En realidad, el uso del oro en preparaciones médicas data de tiempos aún más remotos. En el método medicinal indio llamado Ayurveda se utiliza el oro para diferentes aplicaciones. Una muy popular se denomina Saraswatharishtam y se prescribía para mejorar la memoria. Se añadía a ciertas preparaciones medicinales para bebés, con el objetivo de mejorar su capacidad mental. Todos estos preparados utilizaban oro finamente molido. El metal también se utilizaba con fines medicinales en el antiguo Egipto, en concreto para el cuidado dental. En Alejandría, los alquimistas desarrollaron un potente elixir coloidal llamado oro líquido, un preparado que pretendía devolver la juventud. Por otra parte, el gran alquimista y fundador de la Medicina moderna, Paracelso, desarrolló muchos tratamientos muy efectivos a partir de minerales metálicos, entre ellos el oro. Aunque inconscientemente, todos estos desarrollos incorporaban oro o compuestos del mismo de tamaño nanométrico.

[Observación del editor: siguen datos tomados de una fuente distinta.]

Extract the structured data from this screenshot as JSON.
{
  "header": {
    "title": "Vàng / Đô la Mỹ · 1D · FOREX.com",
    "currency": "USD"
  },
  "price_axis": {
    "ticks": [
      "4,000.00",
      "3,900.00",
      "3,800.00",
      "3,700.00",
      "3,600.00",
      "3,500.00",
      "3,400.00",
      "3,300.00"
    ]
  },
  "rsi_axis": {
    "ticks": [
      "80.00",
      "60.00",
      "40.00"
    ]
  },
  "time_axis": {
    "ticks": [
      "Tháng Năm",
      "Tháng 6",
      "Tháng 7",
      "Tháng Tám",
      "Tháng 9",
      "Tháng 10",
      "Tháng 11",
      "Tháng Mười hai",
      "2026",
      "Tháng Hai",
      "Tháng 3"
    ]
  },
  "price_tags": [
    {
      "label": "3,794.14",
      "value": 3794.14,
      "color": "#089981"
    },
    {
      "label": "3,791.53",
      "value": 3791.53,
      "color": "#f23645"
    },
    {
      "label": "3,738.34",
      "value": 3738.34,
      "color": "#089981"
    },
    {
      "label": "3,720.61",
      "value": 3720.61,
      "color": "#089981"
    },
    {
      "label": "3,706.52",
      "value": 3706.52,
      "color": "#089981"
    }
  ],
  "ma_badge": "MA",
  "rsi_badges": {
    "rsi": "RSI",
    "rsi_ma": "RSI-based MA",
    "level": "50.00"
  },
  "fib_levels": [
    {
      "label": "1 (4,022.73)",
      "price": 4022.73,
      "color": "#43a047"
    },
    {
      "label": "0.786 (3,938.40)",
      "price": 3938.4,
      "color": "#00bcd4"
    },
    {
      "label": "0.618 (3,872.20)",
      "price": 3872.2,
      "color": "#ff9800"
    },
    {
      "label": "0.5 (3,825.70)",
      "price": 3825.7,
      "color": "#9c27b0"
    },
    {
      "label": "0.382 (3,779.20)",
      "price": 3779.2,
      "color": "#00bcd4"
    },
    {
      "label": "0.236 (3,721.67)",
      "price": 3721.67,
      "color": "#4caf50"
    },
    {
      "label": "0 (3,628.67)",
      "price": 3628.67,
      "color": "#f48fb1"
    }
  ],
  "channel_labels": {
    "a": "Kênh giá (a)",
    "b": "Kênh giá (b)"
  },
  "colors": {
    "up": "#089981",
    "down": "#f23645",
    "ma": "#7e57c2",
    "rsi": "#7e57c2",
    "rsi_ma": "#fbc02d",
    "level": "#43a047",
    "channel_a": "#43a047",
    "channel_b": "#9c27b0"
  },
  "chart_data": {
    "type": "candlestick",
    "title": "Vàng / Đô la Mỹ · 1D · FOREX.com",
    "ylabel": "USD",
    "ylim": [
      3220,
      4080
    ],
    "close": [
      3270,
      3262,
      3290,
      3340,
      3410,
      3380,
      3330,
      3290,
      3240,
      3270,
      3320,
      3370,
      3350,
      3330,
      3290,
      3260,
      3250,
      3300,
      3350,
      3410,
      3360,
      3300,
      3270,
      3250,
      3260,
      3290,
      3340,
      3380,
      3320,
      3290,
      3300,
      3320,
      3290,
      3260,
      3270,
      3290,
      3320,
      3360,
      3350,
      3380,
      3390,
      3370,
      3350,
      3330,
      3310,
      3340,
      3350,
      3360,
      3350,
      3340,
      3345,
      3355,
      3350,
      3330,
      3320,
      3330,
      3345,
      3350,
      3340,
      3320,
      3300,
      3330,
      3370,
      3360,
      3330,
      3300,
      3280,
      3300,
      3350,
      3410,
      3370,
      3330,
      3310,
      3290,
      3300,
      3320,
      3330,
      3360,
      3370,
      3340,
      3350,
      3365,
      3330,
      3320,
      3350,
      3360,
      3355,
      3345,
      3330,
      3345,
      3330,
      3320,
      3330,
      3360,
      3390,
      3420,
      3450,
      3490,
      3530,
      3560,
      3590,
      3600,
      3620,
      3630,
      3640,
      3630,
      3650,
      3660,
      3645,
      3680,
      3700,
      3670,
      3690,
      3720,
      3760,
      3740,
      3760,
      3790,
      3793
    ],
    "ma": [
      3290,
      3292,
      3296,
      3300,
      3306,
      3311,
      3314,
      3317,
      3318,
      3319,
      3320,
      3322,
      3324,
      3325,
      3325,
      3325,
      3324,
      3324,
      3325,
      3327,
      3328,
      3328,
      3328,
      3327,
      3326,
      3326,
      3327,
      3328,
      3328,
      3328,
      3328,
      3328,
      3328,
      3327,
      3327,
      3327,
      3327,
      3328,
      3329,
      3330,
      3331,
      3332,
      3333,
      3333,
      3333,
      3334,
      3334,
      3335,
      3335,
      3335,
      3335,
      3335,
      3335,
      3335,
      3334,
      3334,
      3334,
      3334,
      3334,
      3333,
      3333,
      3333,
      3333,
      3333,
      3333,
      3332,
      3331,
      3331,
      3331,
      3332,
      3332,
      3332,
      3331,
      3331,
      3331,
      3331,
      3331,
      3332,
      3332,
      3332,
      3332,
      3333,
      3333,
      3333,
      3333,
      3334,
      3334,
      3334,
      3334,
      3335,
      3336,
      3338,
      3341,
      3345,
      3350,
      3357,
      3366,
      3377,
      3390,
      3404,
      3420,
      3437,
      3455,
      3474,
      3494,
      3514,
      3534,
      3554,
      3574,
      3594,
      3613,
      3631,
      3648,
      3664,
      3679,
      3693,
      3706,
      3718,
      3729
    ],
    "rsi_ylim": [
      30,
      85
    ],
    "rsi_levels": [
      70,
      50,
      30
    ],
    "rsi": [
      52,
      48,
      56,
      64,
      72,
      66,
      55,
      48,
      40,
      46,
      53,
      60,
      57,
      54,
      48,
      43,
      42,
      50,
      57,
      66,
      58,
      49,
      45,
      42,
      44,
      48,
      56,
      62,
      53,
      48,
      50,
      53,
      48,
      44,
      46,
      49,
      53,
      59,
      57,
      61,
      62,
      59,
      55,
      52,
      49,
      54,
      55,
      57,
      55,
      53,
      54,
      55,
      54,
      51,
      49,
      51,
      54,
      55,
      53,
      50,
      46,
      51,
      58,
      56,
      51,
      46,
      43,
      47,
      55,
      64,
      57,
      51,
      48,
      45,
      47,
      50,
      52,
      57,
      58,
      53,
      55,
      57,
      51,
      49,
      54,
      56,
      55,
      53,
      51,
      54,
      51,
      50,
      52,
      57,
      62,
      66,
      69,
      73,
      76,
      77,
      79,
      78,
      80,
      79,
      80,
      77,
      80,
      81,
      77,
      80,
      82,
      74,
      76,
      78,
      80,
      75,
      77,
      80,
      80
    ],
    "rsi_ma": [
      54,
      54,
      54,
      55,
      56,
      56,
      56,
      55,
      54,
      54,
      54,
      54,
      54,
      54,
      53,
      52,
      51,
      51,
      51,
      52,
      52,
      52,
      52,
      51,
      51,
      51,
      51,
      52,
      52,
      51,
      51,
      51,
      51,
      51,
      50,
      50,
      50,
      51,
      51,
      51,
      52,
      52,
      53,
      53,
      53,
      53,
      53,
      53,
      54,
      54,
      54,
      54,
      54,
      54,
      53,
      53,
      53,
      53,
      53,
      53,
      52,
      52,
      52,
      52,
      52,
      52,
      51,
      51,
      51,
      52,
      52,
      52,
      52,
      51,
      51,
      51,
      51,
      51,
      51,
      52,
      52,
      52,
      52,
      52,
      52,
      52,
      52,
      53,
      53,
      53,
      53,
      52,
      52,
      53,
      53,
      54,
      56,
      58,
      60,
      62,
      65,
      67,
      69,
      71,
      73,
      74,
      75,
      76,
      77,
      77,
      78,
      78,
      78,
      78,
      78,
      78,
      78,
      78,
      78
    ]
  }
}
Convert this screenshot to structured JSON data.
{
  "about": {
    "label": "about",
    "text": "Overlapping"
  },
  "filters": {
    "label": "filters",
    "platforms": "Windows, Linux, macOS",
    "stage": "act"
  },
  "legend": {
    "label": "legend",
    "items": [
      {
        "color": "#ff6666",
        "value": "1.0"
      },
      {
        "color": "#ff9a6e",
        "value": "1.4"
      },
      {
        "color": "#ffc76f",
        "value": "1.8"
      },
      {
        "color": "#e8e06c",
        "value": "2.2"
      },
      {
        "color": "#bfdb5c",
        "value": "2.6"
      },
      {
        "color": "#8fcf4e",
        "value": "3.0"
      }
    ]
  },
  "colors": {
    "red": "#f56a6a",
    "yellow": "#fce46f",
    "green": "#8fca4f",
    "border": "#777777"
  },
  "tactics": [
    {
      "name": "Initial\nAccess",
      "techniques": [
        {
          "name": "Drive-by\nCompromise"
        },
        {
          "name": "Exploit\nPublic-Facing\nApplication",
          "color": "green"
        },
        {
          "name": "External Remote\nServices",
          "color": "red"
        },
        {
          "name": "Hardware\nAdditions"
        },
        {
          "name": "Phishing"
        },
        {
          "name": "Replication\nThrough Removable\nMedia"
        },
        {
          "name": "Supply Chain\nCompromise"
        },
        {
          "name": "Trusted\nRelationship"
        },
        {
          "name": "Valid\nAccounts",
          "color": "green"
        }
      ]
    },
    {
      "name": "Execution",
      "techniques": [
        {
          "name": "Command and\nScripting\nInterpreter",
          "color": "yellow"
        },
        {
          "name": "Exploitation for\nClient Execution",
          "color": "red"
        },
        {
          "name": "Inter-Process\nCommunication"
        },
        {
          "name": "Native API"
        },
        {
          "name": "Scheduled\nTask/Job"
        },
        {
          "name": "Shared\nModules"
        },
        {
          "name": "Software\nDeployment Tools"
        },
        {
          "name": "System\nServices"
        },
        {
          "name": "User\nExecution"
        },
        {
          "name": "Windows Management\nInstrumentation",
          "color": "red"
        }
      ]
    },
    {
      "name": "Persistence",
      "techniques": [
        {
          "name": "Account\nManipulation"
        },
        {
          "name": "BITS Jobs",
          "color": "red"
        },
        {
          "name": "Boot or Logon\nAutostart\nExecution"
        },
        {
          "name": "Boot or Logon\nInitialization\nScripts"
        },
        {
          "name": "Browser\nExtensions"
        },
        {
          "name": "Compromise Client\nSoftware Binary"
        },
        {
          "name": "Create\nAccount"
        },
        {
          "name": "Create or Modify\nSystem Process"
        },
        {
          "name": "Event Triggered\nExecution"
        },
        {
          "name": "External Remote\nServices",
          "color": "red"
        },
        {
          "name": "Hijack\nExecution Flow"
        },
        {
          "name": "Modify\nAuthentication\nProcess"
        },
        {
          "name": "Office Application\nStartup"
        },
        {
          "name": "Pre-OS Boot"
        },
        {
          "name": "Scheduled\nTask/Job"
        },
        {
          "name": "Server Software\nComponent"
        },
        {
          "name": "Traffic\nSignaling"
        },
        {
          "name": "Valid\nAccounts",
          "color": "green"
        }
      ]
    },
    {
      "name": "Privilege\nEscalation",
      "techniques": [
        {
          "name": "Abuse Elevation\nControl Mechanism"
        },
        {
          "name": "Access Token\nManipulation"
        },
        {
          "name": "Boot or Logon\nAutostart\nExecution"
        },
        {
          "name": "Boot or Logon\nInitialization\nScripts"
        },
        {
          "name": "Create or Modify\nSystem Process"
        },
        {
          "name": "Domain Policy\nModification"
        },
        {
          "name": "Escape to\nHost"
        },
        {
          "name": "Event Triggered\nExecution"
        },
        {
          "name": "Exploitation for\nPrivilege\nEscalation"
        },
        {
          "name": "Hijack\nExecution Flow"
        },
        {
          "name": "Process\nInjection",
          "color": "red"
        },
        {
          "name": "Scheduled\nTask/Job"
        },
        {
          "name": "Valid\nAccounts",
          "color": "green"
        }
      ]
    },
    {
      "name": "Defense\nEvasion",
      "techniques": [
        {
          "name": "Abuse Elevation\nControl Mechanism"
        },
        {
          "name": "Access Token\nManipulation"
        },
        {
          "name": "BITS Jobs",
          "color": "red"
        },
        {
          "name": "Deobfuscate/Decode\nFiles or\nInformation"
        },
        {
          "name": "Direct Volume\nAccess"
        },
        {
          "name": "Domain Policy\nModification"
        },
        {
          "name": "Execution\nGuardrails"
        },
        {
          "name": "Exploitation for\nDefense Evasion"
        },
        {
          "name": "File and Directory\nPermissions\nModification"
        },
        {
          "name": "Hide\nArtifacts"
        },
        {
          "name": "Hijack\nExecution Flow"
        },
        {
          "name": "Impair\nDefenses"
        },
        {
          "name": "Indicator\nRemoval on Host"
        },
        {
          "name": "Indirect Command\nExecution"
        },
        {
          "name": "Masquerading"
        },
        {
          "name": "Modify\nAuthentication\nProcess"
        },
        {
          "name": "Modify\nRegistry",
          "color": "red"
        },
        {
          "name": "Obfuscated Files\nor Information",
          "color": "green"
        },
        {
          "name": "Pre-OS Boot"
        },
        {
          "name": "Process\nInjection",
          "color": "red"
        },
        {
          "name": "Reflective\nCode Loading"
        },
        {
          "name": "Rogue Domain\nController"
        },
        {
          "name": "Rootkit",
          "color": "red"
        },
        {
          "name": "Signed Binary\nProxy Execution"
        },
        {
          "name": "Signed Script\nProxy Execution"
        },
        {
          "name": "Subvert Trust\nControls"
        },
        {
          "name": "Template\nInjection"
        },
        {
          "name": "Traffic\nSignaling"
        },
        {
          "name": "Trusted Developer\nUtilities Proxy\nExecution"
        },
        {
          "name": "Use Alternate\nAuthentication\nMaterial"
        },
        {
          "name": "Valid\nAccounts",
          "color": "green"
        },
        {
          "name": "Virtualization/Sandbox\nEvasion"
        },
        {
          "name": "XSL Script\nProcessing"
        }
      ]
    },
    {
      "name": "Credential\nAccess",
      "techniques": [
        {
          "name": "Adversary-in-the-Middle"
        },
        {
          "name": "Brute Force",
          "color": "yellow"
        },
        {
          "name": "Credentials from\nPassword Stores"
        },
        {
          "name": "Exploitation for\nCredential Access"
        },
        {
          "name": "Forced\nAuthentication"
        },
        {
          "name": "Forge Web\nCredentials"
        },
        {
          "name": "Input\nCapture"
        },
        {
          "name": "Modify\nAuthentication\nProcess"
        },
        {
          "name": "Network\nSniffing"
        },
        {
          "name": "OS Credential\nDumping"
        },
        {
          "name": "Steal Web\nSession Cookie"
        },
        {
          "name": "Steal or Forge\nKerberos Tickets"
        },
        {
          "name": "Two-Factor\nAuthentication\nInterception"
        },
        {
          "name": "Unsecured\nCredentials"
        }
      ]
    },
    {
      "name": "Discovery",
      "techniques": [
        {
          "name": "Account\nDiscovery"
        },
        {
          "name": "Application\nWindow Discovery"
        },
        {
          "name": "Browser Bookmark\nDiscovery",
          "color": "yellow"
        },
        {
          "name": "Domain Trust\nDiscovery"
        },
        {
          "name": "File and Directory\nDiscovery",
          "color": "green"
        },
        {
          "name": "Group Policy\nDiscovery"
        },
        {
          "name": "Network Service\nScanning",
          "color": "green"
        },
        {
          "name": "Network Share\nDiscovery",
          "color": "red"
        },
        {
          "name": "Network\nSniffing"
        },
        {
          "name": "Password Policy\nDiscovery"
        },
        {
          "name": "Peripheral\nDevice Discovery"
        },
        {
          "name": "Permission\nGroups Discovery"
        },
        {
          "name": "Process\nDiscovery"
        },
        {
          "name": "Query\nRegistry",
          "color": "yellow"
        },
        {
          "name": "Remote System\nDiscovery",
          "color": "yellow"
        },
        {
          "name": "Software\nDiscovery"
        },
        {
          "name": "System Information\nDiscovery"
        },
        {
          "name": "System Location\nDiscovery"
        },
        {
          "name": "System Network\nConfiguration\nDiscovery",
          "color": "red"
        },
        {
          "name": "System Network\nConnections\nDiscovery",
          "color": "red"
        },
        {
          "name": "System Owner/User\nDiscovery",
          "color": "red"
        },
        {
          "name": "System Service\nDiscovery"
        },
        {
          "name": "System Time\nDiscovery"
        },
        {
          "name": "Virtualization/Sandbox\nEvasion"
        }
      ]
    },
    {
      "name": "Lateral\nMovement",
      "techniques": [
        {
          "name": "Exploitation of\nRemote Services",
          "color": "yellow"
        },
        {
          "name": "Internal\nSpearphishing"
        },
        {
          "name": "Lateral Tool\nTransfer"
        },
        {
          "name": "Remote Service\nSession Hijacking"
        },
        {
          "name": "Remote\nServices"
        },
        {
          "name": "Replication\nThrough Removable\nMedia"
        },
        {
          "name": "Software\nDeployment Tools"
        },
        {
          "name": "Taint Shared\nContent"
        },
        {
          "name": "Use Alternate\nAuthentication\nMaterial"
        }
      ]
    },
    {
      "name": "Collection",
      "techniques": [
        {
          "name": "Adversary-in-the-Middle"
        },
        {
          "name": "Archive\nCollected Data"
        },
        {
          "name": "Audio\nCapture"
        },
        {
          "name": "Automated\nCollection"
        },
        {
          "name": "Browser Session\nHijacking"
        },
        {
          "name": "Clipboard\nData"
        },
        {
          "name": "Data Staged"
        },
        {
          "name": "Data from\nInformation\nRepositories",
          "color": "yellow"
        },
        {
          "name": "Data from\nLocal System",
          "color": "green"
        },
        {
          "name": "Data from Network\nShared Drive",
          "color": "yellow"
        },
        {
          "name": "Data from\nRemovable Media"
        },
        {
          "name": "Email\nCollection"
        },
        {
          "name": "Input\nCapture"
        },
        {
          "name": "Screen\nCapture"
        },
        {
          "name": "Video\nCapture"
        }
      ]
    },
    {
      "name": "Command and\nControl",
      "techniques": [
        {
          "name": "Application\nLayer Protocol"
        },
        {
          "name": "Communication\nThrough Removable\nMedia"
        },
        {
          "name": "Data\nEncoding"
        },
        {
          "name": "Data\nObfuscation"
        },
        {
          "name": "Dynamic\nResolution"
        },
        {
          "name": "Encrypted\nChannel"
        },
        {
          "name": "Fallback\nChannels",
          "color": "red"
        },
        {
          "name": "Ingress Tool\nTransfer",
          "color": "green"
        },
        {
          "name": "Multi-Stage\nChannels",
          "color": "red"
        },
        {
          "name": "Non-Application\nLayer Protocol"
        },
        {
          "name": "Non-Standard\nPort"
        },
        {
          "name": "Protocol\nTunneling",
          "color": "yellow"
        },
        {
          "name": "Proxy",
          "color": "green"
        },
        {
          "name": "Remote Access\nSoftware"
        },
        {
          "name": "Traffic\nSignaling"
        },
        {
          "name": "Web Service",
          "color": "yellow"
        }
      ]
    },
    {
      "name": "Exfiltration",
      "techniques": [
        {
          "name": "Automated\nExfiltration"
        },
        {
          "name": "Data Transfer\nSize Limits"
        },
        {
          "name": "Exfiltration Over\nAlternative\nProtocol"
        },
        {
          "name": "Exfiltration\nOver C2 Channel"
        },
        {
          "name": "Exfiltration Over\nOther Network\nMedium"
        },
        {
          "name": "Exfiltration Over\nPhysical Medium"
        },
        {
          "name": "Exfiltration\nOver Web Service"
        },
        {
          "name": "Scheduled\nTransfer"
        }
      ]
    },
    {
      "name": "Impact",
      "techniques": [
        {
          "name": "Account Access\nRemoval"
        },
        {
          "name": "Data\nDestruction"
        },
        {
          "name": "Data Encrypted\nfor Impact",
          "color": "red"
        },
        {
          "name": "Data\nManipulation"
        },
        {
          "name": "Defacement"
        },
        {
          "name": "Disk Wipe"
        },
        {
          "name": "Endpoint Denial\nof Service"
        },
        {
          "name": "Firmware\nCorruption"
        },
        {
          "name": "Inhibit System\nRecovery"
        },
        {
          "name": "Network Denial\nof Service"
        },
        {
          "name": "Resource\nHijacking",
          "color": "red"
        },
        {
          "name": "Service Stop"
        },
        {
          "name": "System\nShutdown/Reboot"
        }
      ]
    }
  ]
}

El oro coloidal también se ha incorporado a vasos y jarrones para darles color. La más antigua es la copa de Licurgo del siglo IV d. de C., diseñada por los romanos. La copa se ve roja con luz transmitida (si la fuente de luz se halla dentro de la copa) y verde con luz reflejada (si el foco de luz se halla fuera). ¿Qué es lo que contribuye al color del vidrio? Contiene cantidades muy bajas de oro (alrededor de 40 partes por millón) y de plata (alrededor de 300 partes por millón), en forma de nanopartículas.